那個男人冷笑着看着許懷,沉聲說道:“識相的便不要反抗,否則我不擔保你能活着離開這裏。“
許懷伸手向着後方擺了擺手,示意楊钰蓉和謝怡婷趕緊逃走,自己來攔着這個男人!
楊钰蓉咬了咬牙,拉着謝怡婷便向着外面跑去,但是才跑了兩步,楊钰蓉的腳步一下子就停頓了下來,因爲在前方的巷口,又出現了兩個男人,這兩個男人的手裏都拿着一把匕首,鋒利的刀刃閃爍着讓人心悸的寒光。
許懷也看到了這一幕,他再退了幾步,擋在了楊钰蓉和謝怡婷的身前,盯着前方的男人沉聲道:“你是誰,想要幹什麽?”
那個中年男人輕輕一笑道:“我隻是想請幾位到一個地方去做做客,隻要你們配合,我不會傷害你們分毫,但是如果妄圖反抗,那可就不要怪我心狠手辣了。”

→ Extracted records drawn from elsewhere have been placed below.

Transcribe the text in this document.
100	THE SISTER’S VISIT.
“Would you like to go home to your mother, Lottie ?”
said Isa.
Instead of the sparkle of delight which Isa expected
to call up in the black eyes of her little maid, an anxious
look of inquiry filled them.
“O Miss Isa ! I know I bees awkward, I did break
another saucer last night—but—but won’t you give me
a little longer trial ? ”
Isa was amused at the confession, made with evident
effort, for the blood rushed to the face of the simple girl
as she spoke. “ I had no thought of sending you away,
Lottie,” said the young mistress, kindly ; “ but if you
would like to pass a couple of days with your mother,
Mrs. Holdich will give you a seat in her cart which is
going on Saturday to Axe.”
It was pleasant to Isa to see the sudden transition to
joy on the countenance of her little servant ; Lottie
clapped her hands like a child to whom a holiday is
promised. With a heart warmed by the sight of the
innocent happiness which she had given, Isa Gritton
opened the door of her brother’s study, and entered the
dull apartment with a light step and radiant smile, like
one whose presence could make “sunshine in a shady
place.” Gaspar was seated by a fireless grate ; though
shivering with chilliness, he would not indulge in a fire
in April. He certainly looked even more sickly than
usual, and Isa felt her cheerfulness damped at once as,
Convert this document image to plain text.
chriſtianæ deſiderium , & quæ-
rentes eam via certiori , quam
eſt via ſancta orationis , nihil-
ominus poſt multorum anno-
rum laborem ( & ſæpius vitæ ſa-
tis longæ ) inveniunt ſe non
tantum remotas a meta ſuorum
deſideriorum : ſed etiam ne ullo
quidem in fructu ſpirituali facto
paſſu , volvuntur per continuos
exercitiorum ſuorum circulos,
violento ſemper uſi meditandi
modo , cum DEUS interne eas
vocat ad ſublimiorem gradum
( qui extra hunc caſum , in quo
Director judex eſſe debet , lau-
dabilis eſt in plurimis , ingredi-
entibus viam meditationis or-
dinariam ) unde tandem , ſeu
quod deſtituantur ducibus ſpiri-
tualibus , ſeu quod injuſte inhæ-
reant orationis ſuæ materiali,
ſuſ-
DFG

許懷小心的盯着中年男人,直覺上覺得對方恐怕比自己隻強不弱。
于是他第一時間就把右手伸手入兜,按住了手機上的一個快捷鍵,那是他設置好的一個号碼,可以直接打通給秦勝。
這是光頭交代過的,如果遇到危險,第一時間通知秦勝,縱然他不在身邊,或許無法直接出手相助,但是至少他能知道發生了什麽事情,也好方便他事後采取行動進行營救。
那個男人看到了許懷的手伸入包裏,但是卻并沒有阻攔,而是邁開腳步,緩緩的向着許懷走了過來。
就在那男人距離許懷還有三步距離的時候,許懷卻搶先動了,一個跨步沖了上去,一拳直接砸向了那個男人的咽喉,出手兇狠快捷。
那男人冷笑一聲,很随意伸出手,同樣猛然的發出一拳,毫無花俏的和許懷的拳頭撞擊在一起。